Up is a nice take on how it’s never too late to change and all that kind of thing, but for all its sophistication, it remains a kids’ film, in that kids needn’t take on any responsibility for grappling with the world’s real issues. Adults ought to though.

Departures

Another depressing thing about last year’s Oscars, to some, was the surprise foreign film victory of Japan’s Departures, beating The Class and Waltz with Bashir. At the time, hardly anyone outside the tiny pool of Oscar voters had seen, or barely even registered, the movie, but now it’s been released, and generally slammed as mediocre. It’s not an unfair judgment, since the film’s instincts and approaches are utterly conventional. It’s the story of a cellist who loses his Tokyo orchestra gig and retreats back to his childhood town, where he takes a job preparing the dead for burial. In its classic form, this is a highly ritualistic, and again aesthetic pursuit, seeking to capture the person’s inner truth and beauty while rendering them immaculate.

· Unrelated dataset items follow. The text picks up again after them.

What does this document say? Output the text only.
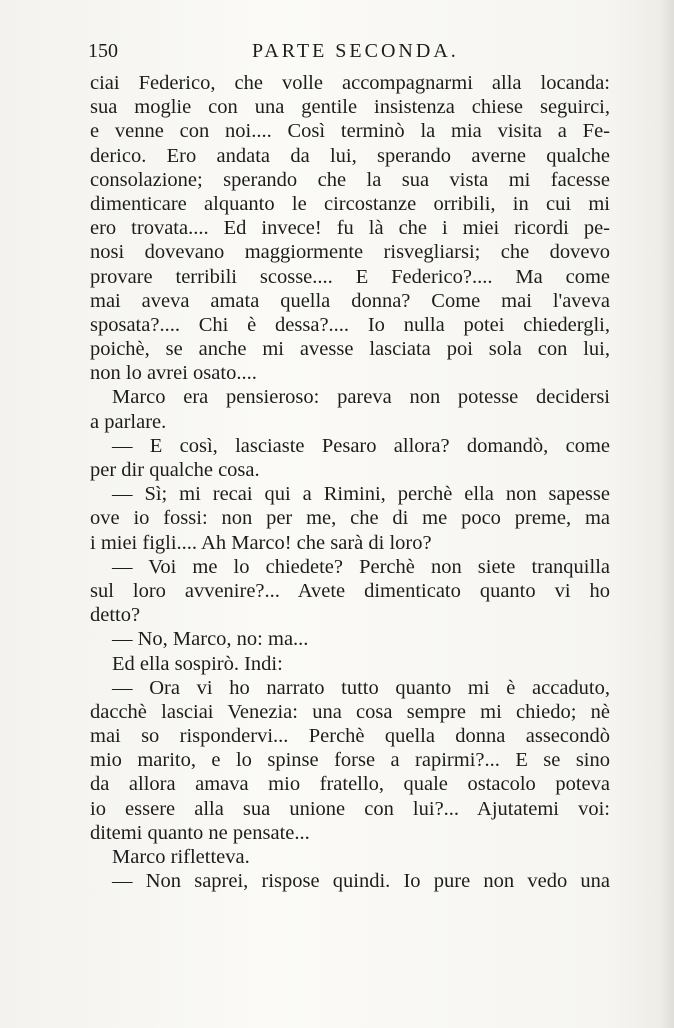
150	PARTE SECONDA.
ciai Federico, che volle accompagnarmi alla locanda:
sua moglie con una gentile insistenza chiese seguirci,
e venne con noi.... Così terminò la mia visita a Fe-
derico. Ero andata da lui, sperando averne qualche
consolazione; sperando che la sua vista mi facesse
dimenticare alquanto le circostanze orribili, in cui mi
ero trovata.... Ed invece! fu là che i miei ricordi pe-
nosi dovevano maggiormente risvegliarsi; che dovevo
provare terribili scosse.... E Federico?.... Ma come
mai aveva amata quella donna? Come mai l'aveva
sposata?.... Chi è dessa?.... Io nulla potei chiedergli,
poichè, se anche mi avesse lasciata poi sola con lui,
non lo avrei osato....
Marco era pensieroso: pareva non potesse decidersi
a parlare.
— E così, lasciaste Pesaro allora? domandò, come
per dir qualche cosa.
— Sì; mi recai qui a Rimini, perchè ella non sapesse
ove io fossi: non per me, che di me poco preme, ma
i miei figli.... Ah Marco! che sarà di loro?
— Voi me lo chiedete? Perchè non siete tranquilla
sul loro avvenire?... Avete dimenticato quanto vi ho
detto?
— No, Marco, no: ma...
Ed ella sospirò. Indi:
— Ora vi ho narrato tutto quanto mi è accaduto,
dacchè lasciai Venezia: una cosa sempre mi chiedo; nè
mai so rispondervi... Perchè quella donna assecondò
mio marito, e lo spinse forse a rapirmi?... E se sino
da allora amava mio fratello, quale ostacolo poteva
io essere alla sua unione con lui?... Ajutatemi voi:
ditemi quanto ne pensate...
Marco rifletteva.
— Non saprei, rispose quindi. Io pure non vedo una
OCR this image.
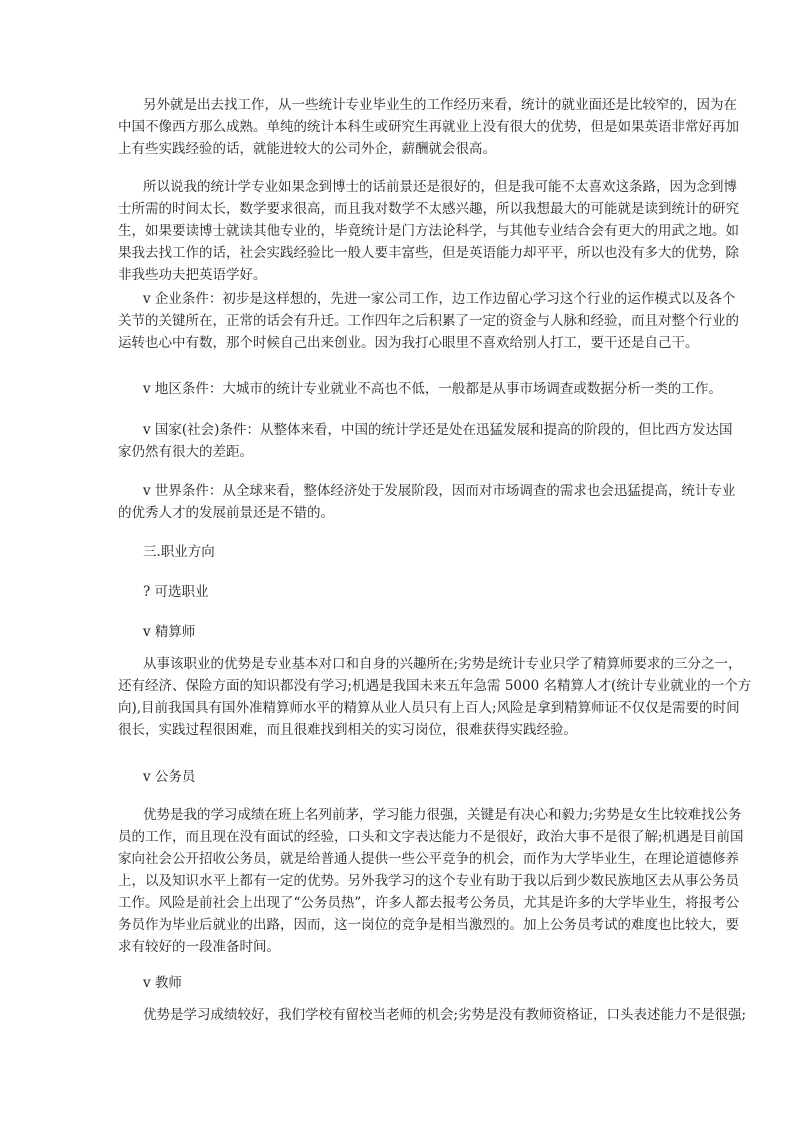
另外就是出去找工作，从一些统计专业毕业生的工作经历来看，统计的就业面还是比较窄的，因为在
中国不像西方那么成熟。单纯的统计本科生或研究生再就业上没有很大的优势，但是如果英语非常好再加
上有些实践经验的话，就能进较大的公司外企，薪酬就会很高。
所以说我的统计学专业如果念到博士的话前景还是很好的，但是我可能不太喜欢这条路，因为念到博
士所需的时间太长，数学要求很高，而且我对数学不太感兴趣，所以我想最大的可能就是读到统计的研究
生，如果要读博士就读其他专业的，毕竟统计是门方法论科学，与其他专业结合会有更大的用武之地。如
果我去找工作的话，社会实践经验比一般人要丰富些，但是英语能力却平平，所以也没有多大的优势，除
非我些功夫把英语学好。
v 企业条件：初步是这样想的，先进一家公司工作，边工作边留心学习这个行业的运作模式以及各个
关节的关键所在，正常的话会有升迁。工作四年之后积累了一定的资金与人脉和经验，而且对整个行业的
运转也心中有数，那个时候自己出来创业。因为我打心眼里不喜欢给别人打工，要干还是自己干。
v 地区条件：大城市的统计专业就业不高也不低，一般都是从事市场调查或数据分析一类的工作。
v 国家(社会)条件：从整体来看，中国的统计学还是处在迅猛发展和提高的阶段的，但比西方发达国
家仍然有很大的差距。
v 世界条件：从全球来看，整体经济处于发展阶段，因而对市场调查的需求也会迅猛提高，统计专业
的优秀人才的发展前景还是不错的。
三.职业方向
? 可选职业
v 精算师
从事该职业的优势是专业基本对口和自身的兴趣所在;劣势是统计专业只学了精算师要求的三分之一，
还有经济、保险方面的知识都没有学习;机遇是我国未来五年急需 5000 名精算人才(统计专业就业的一个方
向),目前我国具有国外准精算师水平的精算从业人员只有上百人;风险是拿到精算师证不仅仅是需要的时间
很长，实践过程很困难，而且很难找到相关的实习岗位，很难获得实践经验。
v 公务员
优势是我的学习成绩在班上名列前茅，学习能力很强，关键是有决心和毅力;劣势是女生比较难找公务
员的工作，而且现在没有面试的经验，口头和文字表达能力不是很好，政治大事不是很了解;机遇是目前国
家向社会公开招收公务员，就是给普通人提供一些公平竞争的机会，而作为大学毕业生，在理论道德修养
上，以及知识水平上都有一定的优势。另外我学习的这个专业有助于我以后到少数民族地区去从事公务员
工作。风险是前社会上出现了“公务员热”，许多人都去报考公务员，尤其是许多的大学毕业生，将报考公
务员作为毕业后就业的出路，因而，这一岗位的竞争是相当激烈的。加上公务员考试的难度也比较大，要
求有较好的一段准备时间。
v 教师
优势是学习成绩较好，我们学校有留校当老师的机会;劣势是没有教师资格证，口头表述能力不是很强;
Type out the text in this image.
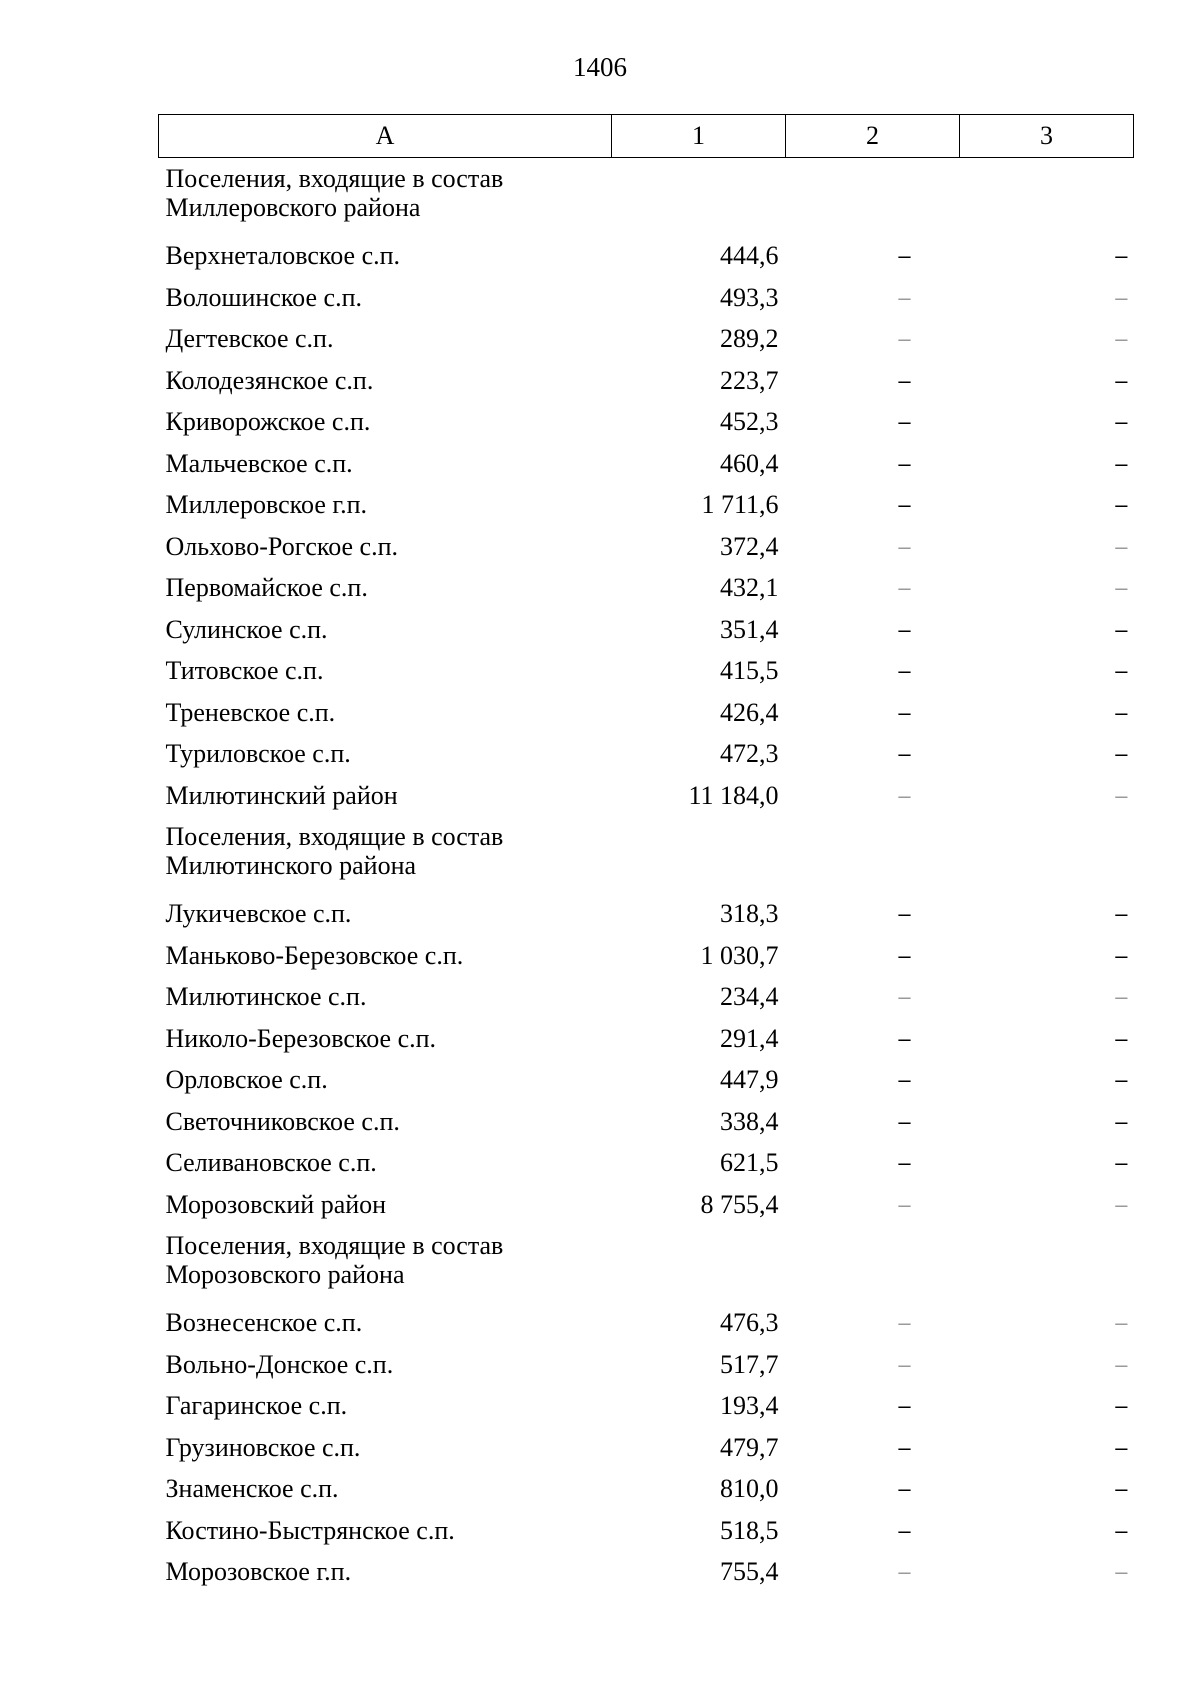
1406
А	1	2	3
Поселения, входящие в состав Миллеровского района			
Верхнеталовское с.п.	444,6	–	–
Волошинское с.п.	493,3	–	–
Дегтевское с.п.	289,2	–	–
Колодезянское с.п.	223,7	–	–
Криворожское с.п.	452,3	–	–
Мальчевское с.п.	460,4	–	–
Миллеровское г.п.	1 711,6	–	–
Ольхово-Рогское с.п.	372,4	–	–
Первомайское с.п.	432,1	–	–
Сулинское с.п.	351,4	–	–
Титовское с.п.	415,5	–	–
Треневское с.п.	426,4	–	–
Туриловское с.п.	472,3	–	–
Милютинский район	11 184,0	–	–
Поселения, входящие в состав Милютинского района			
Лукичевское с.п.	318,3	–	–
Маньково-Березовское с.п.	1 030,7	–	–
Милютинское с.п.	234,4	–	–
Николо-Березовское с.п.	291,4	–	–
Орловское с.п.	447,9	–	–
Светочниковское с.п.	338,4	–	–
Селивановское с.п.	621,5	–	–
Морозовский район	8 755,4	–	–
Поселения, входящие в состав Морозовского района			
Вознесенское с.п.	476,3	–	–
Вольно-Донское с.п.	517,7	–	–
Гагаринское с.п.	193,4	–	–
Грузиновское с.п.	479,7	–	–
Знаменское с.п.	810,0	–	–
Костино-Быстрянское с.п.	518,5	–	–
Морозовское г.п.	755,4	–	–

The story is a mere dawdle, shamelessly embracing various clichĂ©s and soft choices. But I have to tell you, I was in tears for a good half hour of it. A huge chunk of the film simply involves the protagonist and his aging master practicing their art, as the bereaved family looks on, and it’s classic identification mechanics – as they become wrapped up in the ceremony and get weepy, so do you. And compared to the somewhat meaningless high-concepts I mentioned, there’s something refreshing about the film’s clarity and focus: the devotion to the dead in their final passage isn’t primarily a matter of mysticism or superstition, but a sharpening of the obligations of being left behind. The character is portrayed initially as such a goofball that his inner evolution doesn’t carry the weight it should, but through sheer doggedness maybe, the movie hits its targets. I wish it were better, but it’s still the most mature and meaningful thing I have for you this week.